Une banque suisse avertit : l'Europe perd du terrain face aux États-Unis et à la Chine à cause d'une erreur stratégique
Une analyse spectaculaire de Lombard Odier révèle comment des sommes colossales d'épargne publique fuient le continent et souligne les mesures urgentes à prendre d'ici 2030.

L'Europe est confrontée à un défi économique et géopolitique majeur, alors que l'écart qui la sépare des États-Unis et de la Chine en matière de croissance, d'investissements et de technologie ne cesse de se creuser. C'est ce qui ressort d'une analyse de Lombard Odier, la banque suisse spécialisée dans la gestion de fortune. Michael Strobaek, directeur mondial des investissements de la banque, souligne la nécessité pour l'Europe d'accroître ses investissements et de renforcer ses infrastructures, son industrie et le domaine de l'intelligence artificielle.
Cette analyse intervient dans un contexte de changements sur la scène internationale, notamment la politique tarifaire des États-Unis, l'incertitude entourant leurs engagements en matière de sécurité, la concurrence de la Chine et les développements au Moyen-Orient. Selon Strobaek, cette réalité oblige l'Europe à renforcer son autonomie stratégique et à investir davantage dans l'économie locale.
L'un des chiffres marquants est le volume de l'épargne des ménages en Europe, estimé à environ 33 000 milliards d'euros. Malgré cela, une part importante de ce capital n'est pas orientée vers des investissements sur le continent. Environ un tiers de l'épargne est conservé sur des comptes courants, et une grande partie du reste est investie hors d'Europe, principalement aux États-Unis. Parallèlement, les entreprises européennes peinent parfois à obtenir le financement nécessaire à leur croissance.
Selon un rapport publié par l'ancien président de la Banque centrale européenne, Mario Draghi, l'Europe devra augmenter ses investissements de 750 à 800 milliards d'euros par an d'ici 2030, soit un montant équivalent à environ 4,5 % du PIB, pour combler l'écart avec les États-Unis et la Chine.
Selon Strobaek, la solution ne réside pas nécessairement dans un manque de capital, mais dans la capacité à l'orienter vers les bonnes destinations.
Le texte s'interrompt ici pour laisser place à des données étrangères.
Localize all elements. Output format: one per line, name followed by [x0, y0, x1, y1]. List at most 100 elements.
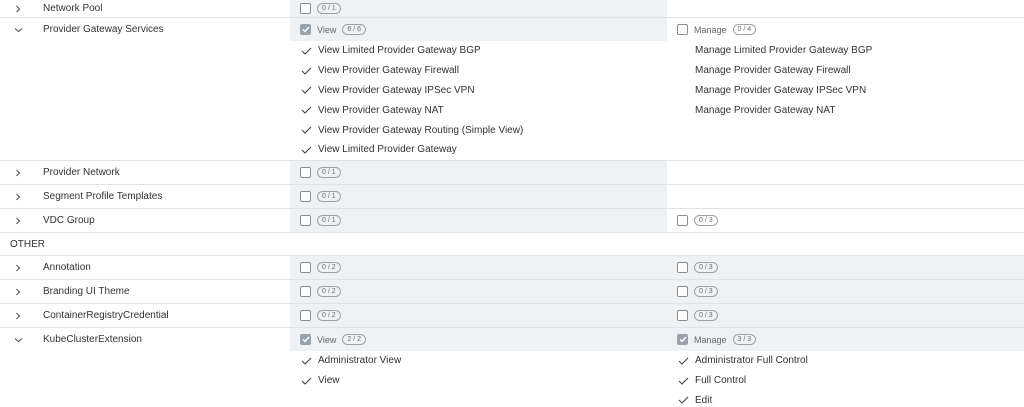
- view-cell: 0 / 2: [290, 256, 667, 279]
- view-checkbox[interactable]: [300, 215, 311, 226]
- view-count-badge: 0 / 1: [317, 191, 341, 202]
- view-checkbox[interactable]: [300, 3, 311, 14]
- view-count-badge: 0 / 2: [317, 286, 341, 297]
- view-checkbox[interactable]: [300, 286, 311, 297]
- permission-item: View Provider Gateway NAT: [301, 100, 523, 120]
- permission-item: View: [301, 371, 401, 391]
- rights-list: Network Pool 0 / 1 Provider Gateway Serv…: [0, 0, 1024, 407]
- view-count-badge: 0 / 1: [317, 215, 341, 226]
- checkmark-icon: [301, 67, 312, 75]
- manage-checkbox[interactable]: [677, 262, 688, 273]
- rights-row-branding-ui-theme: Branding UI Theme 0 / 2 0 / 3: [0, 280, 1024, 304]
- manage-cell: Manage 0 / 4: [667, 18, 1024, 41]
- permission-item: Manage Provider Gateway IPSec VPN: [695, 84, 867, 96]
- chevron-right-icon[interactable]: [11, 209, 25, 232]
- checkmark-icon: [301, 377, 312, 385]
- checkmark-icon: [301, 126, 312, 134]
- view-label: View: [317, 334, 337, 345]
- rights-row-vdc-group: VDC Group 0 / 1 0 / 3: [0, 209, 1024, 233]
- manage-count-badge: 0 / 3: [694, 286, 718, 297]
- manage-count-badge: 0 / 3: [694, 262, 718, 273]
- manage-checkbox[interactable]: [677, 24, 688, 35]
- view-cell: 0 / 1: [290, 209, 667, 232]
- manage-count-badge: 3 / 3: [732, 334, 757, 345]
- view-checkbox[interactable]: [300, 191, 311, 202]
- permission-item: Administrator Full Control: [678, 351, 808, 371]
- permission-item: Manage Limited Provider Gateway BGP: [695, 45, 873, 57]
- chevron-right-icon[interactable]: [11, 161, 25, 184]
- chevron-right-icon[interactable]: [11, 256, 25, 279]
- rights-row-kube-cluster-extension: KubeClusterExtension View 2 / 2 Manage 3…: [0, 328, 1024, 407]
- manage-checkbox[interactable]: [677, 286, 688, 297]
- view-label: View: [317, 24, 337, 35]
- view-cell: 0 / 1: [290, 185, 667, 208]
- checkmark-icon: [678, 377, 689, 385]
- manage-count-badge: 0 / 3: [694, 310, 718, 321]
- manage-permissions: Manage Limited Provider Gateway BGP Mana…: [695, 41, 872, 120]
- permission-item: View Provider Gateway Routing (Simple Vi…: [301, 120, 523, 140]
- view-checkbox[interactable]: [300, 24, 311, 35]
- manage-count-badge: 0 / 3: [694, 215, 718, 226]
- row-label: KubeClusterExtension: [43, 334, 142, 345]
- permission-item: Full Control: [678, 371, 808, 391]
- manage-cell: 0 / 3: [667, 280, 1024, 303]
- permission-list: View Limited Provider Gateway BGP View P…: [0, 41, 1024, 160]
- rights-row-provider-gateway-services: Provider Gateway Services View 6 / 6 Man…: [0, 18, 1024, 161]
- view-checkbox[interactable]: [300, 167, 311, 178]
- manage-label: Manage: [694, 24, 727, 35]
- chevron-right-icon[interactable]: [11, 304, 25, 327]
- view-checkbox[interactable]: [300, 262, 311, 273]
- rights-row-container-registry-credential: ContainerRegistryCredential 0 / 2 0 / 3: [0, 304, 1024, 328]
- view-count-badge: 2 / 2: [342, 334, 366, 345]
- view-count-badge: 0 / 2: [317, 262, 341, 273]
- checkmark-icon: [301, 86, 312, 95]
- row-label: Annotation: [43, 262, 91, 273]
- permission-item: Edit: [678, 391, 808, 407]
- row-label: Provider Gateway Services: [43, 24, 164, 35]
- view-cell: 0 / 1: [290, 161, 667, 184]
- permission-list: Administrator View View Administrator Fu…: [0, 351, 1024, 407]
- manage-cell: Manage 3 / 3: [667, 328, 1024, 351]
- view-count-badge: 0 / 1: [317, 3, 341, 14]
- chevron-right-icon[interactable]: [11, 185, 25, 208]
- permission-item: View Limited Provider Gateway: [301, 140, 523, 160]
- checkmark-icon: [301, 357, 312, 365]
- manage-cell: 0 / 3: [667, 256, 1024, 279]
- row-label: VDC Group: [43, 215, 95, 226]
- view-count-badge: 6 / 6: [342, 24, 366, 35]
- chevron-down-icon[interactable]: [11, 18, 25, 41]
- permission-item: Manage Provider Gateway NAT: [695, 104, 836, 116]
- view-count-badge: 0 / 2: [317, 310, 341, 321]
- rights-row-segment-profile-templates: Segment Profile Templates 0 / 1: [0, 185, 1024, 209]
- rights-row-network-pool: Network Pool 0 / 1: [0, 0, 1024, 18]
- row-label: Branding UI Theme: [43, 286, 130, 297]
- section-header-other: OTHER: [0, 233, 1024, 256]
- view-checkbox[interactable]: [300, 334, 311, 345]
- manage-checkbox[interactable]: [677, 215, 688, 226]
- view-permissions: Administrator View View: [301, 351, 401, 391]
- checkmark-icon: [678, 396, 689, 405]
- checkmark-icon: [301, 47, 312, 55]
- row-label: Segment Profile Templates: [43, 191, 163, 202]
- manage-label: Manage: [694, 334, 727, 345]
- chevron-down-icon[interactable]: [11, 328, 25, 351]
- view-checkbox[interactable]: [300, 310, 311, 321]
- permission-item: Manage Provider Gateway Firewall: [695, 65, 851, 77]
- view-permissions: View Limited Provider Gateway BGP View P…: [301, 41, 523, 160]
- chevron-right-icon[interactable]: [11, 280, 25, 303]
- row-label: ContainerRegistryCredential: [43, 310, 169, 321]
- manage-checkbox[interactable]: [677, 310, 688, 321]
- checkmark-icon: [678, 357, 689, 365]
- checkmark-icon: [301, 106, 312, 115]
- permission-item: View Provider Gateway IPSec VPN: [301, 81, 523, 101]
- permission-item: View Limited Provider Gateway BGP: [301, 41, 523, 61]
- manage-checkbox[interactable]: [677, 334, 688, 345]
- view-cell: 0 / 2: [290, 304, 667, 327]
- manage-cell: 0 / 3: [667, 209, 1024, 232]
- chevron-right-icon[interactable]: [11, 0, 25, 17]
- view-cell: 0 / 2: [290, 280, 667, 303]
- manage-cell: 0 / 3: [667, 304, 1024, 327]
- view-count-badge: 0 / 1: [317, 167, 341, 178]
- row-label: Provider Network: [43, 167, 120, 178]
- rights-row-annotation: Annotation 0 / 2 0 / 3: [0, 256, 1024, 280]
Des incitations pour les ménages et les investisseurs institutionnels, parallèlement au développement des marchés financiers européens, pourraient encourager les investissements locaux et empêcher la poursuite de la fuite des capitaux vers l'étranger.
Les gouvernements ont également un rôle important à jouer dans ce processus. L'un des exemples est le fonds pour l'infrastructure et le climat de l'Allemagne, doté de 500 milliards d'euros, destiné à soutenir les secteurs des transports, de la numérisation et de la santé. Le test principal sera la capacité de ce type d'investissement public à attirer des volumes significatifs de capitaux privés.
Du point de vue des investisseurs, un tel changement pourrait créer des opportunités dans les domaines des infrastructures, du climat, de l'énergie, de la technologie, des données, de la cybersécurité et des industries de défense. Si l'Europe parvient à mener à bien les réformes des marchés financiers et à conserver une plus grande partie du capital sur le continent, il est possible que les marchés locaux bénéficient également de ce processus.
Cependant, Lombard Odier prévient que le chemin n'est pas sans risques. L'instabilité politique, les coalitions fragiles en Allemagne, les élections en France et la lenteur du processus décisionnel au sein de l'Union européenne pourraient retarder les mesures nécessaires.
Par conséquent, le message principal de Strobaek est que l'Europe peut encore changer de cap. Au lieu de laisser des sommes colossales sur des comptes courants ou de les orienter vers des marchés outre-mer, le continent peut utiliser le capital local pour financer l'innovation, les infrastructures, la productivité et la technologie, et renforcer sa position dans la compétition économique mondiale.